Make ACE SWEPAM behave like OMNI Data

NASA OMNI data (also available from pysatNASA) is the place to go for solar wind (SW) parameters. However, this data set is not available in real time. Fortunately, we can use the OMNI processing to normalize the ACE SWEPAM SW proton density and ion temperature. This is performed using the pysatSpaceWeather.instruments.methods.ace.ace_swepam_hourly_omni_norm() function. The example below uses historic ACE SWEPAM data so that we can compare the results to OMNI.

import datetime as dt
import matplotlib as mpl
import matplotlib.pyplot as plt

import pysat
import pysatSpaceWeather as py_sw
from pysatNASA.instruments import omni_hro

ace = pysat.Instrument(inst_module=py_sw.instruments.ace_swepam,
                       tag='historic', update_files=True)
omni = pysat.Instrument(inst_module=omni_hro, tag='1min', update_files=True)

# Add the OMNI conversion routine to the ACE instrument
ace.custom_attach(py_sw.instruments.methods.ace.ace_swepam_hourly_omni_norm)

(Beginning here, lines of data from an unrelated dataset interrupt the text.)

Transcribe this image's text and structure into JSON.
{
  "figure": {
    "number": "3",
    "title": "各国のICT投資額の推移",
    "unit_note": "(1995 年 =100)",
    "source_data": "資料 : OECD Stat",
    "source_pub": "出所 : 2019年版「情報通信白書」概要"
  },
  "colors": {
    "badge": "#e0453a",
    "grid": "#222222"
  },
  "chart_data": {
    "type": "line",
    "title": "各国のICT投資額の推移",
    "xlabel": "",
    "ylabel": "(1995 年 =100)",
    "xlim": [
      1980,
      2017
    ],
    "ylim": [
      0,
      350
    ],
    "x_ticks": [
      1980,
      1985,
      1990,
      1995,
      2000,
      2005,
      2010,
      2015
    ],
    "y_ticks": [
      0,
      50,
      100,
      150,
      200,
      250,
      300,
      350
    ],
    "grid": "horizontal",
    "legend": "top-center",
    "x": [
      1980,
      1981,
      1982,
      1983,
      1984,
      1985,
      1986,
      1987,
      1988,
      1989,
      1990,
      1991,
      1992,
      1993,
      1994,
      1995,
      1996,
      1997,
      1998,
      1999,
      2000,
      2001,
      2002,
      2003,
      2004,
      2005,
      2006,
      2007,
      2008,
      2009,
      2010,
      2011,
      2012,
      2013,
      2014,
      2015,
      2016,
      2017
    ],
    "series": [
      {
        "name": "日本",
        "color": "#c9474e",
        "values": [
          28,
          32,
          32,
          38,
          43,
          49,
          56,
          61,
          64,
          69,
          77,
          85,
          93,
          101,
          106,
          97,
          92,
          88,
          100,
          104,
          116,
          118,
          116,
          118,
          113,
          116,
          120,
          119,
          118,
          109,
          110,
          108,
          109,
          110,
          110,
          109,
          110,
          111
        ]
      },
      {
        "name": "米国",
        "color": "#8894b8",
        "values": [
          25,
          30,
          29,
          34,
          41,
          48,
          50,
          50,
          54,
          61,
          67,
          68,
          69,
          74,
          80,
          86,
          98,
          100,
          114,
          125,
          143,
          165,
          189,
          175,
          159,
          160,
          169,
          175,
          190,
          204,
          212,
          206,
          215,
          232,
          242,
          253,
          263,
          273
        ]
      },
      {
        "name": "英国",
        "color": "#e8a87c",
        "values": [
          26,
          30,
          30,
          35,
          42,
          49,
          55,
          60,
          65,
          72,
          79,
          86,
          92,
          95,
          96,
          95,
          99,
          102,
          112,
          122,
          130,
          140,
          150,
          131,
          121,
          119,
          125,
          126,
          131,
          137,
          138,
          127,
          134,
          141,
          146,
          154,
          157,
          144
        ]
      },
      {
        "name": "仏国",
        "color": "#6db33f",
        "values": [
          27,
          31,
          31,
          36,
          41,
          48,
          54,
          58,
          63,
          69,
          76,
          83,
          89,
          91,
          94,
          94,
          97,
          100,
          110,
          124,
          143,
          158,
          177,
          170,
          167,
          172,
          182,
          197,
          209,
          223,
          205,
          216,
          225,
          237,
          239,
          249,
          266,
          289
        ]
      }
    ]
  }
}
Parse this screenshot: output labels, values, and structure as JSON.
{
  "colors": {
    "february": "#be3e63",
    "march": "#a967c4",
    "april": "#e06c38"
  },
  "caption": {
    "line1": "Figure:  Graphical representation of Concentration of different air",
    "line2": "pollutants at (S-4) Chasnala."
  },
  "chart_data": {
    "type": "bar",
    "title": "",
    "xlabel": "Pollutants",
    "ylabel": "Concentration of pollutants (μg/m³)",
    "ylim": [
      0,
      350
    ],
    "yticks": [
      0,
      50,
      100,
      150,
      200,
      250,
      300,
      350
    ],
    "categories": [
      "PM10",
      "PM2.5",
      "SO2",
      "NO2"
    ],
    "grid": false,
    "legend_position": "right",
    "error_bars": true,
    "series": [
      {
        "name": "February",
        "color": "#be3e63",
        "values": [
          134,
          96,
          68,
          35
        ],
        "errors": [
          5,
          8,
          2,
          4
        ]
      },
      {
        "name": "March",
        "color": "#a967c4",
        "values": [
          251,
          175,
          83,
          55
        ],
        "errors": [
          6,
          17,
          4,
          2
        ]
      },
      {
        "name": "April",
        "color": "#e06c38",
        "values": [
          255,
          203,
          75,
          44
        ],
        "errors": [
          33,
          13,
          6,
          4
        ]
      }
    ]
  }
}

# Pick a day with a geomagnetic storm
stime = dt.datetime(2014, 3, 26)

# If needed, download the data
if stime not in ace.files.files.index:
    ace.download(start=stime)

if stime not in omni.files.files.index:
    omni.download(start=stime)

# Load the data
ace.load(date=stime)
omni.load(date=stime)

print(ace.variables)

This should yield Index(['jd', 'sec', 'status', 'sw_proton_dens', 'sw_bulk_speed', 'sw_ion_temp', 'sw_proton_dens_norm', 'sw_ion_temp_norm'], dtype='object'). The variables with the 'norm' suffix were added by the conversion function. Now, let’s plot the two data sets together.

fig = plt.figure()
fig.suptitle("L1 ACE and L2 OMNI HRO data for {:}".format(stime.date()))
ax_dens = fig.add_subplot(211)
ax_temp = fig.add_subplot(212)

ax_dens.plot(ace.index, ace['sw_proton_dens_norm'], 'k-', label='ACE')
ax_dens.plot(omni.index, omni['proton_density'], 'b-', label='OMNI')
ax_temp.plot(ace.index, ace['sw_ion_temp_norm'], 'k-', label='ACE')
ax_temp.plot(omni.index, omni['T'], 'b-', label='OMNI')
ax_temp.set_yscale('log')
ax_dens.xaxis.set_major_formatter(mpl.dates.DateFormatter(''))
ax_temp.xaxis.set_major_formatter(mpl.dates.DateFormatter('%H:%M'))
ax_dens.set_xlim(stime, stime + dt.timedelta(days=1))
ax_temp.set_xlim(stime, stime + dt.timedelta(days=1))
ax_temp.set_xlabel('Universal Time (HH:MM)')
ax_dens.set_ylabel(r'SW N$_p$ ({:s})'.format(omni.meta['proton_density',
                                                       'units']))
ax_temp.set_ylabel(r'SW T$_i$ ({:s})'.format(omni.meta['T', 'units']))
ax_dens.legend(loc=1, fontsize='medium', ncol=2)

# If not running in interactive mode
plt.show()

This figure shows that the temperature adjustment agrees relatively well, but that the proton density has a large offset. This descrepency can be attributed to the data source. The pysatSpaceWeather.instruments.ace_swepam module uses L1 data, while OMNI uses L2 data that has undergone additional processing. For this time period most of the temperature data is of high quality in the L2 data, but all the proton density data is flagged for removal. The ACE L2 data is accessible through CDAWeb or the ACE database.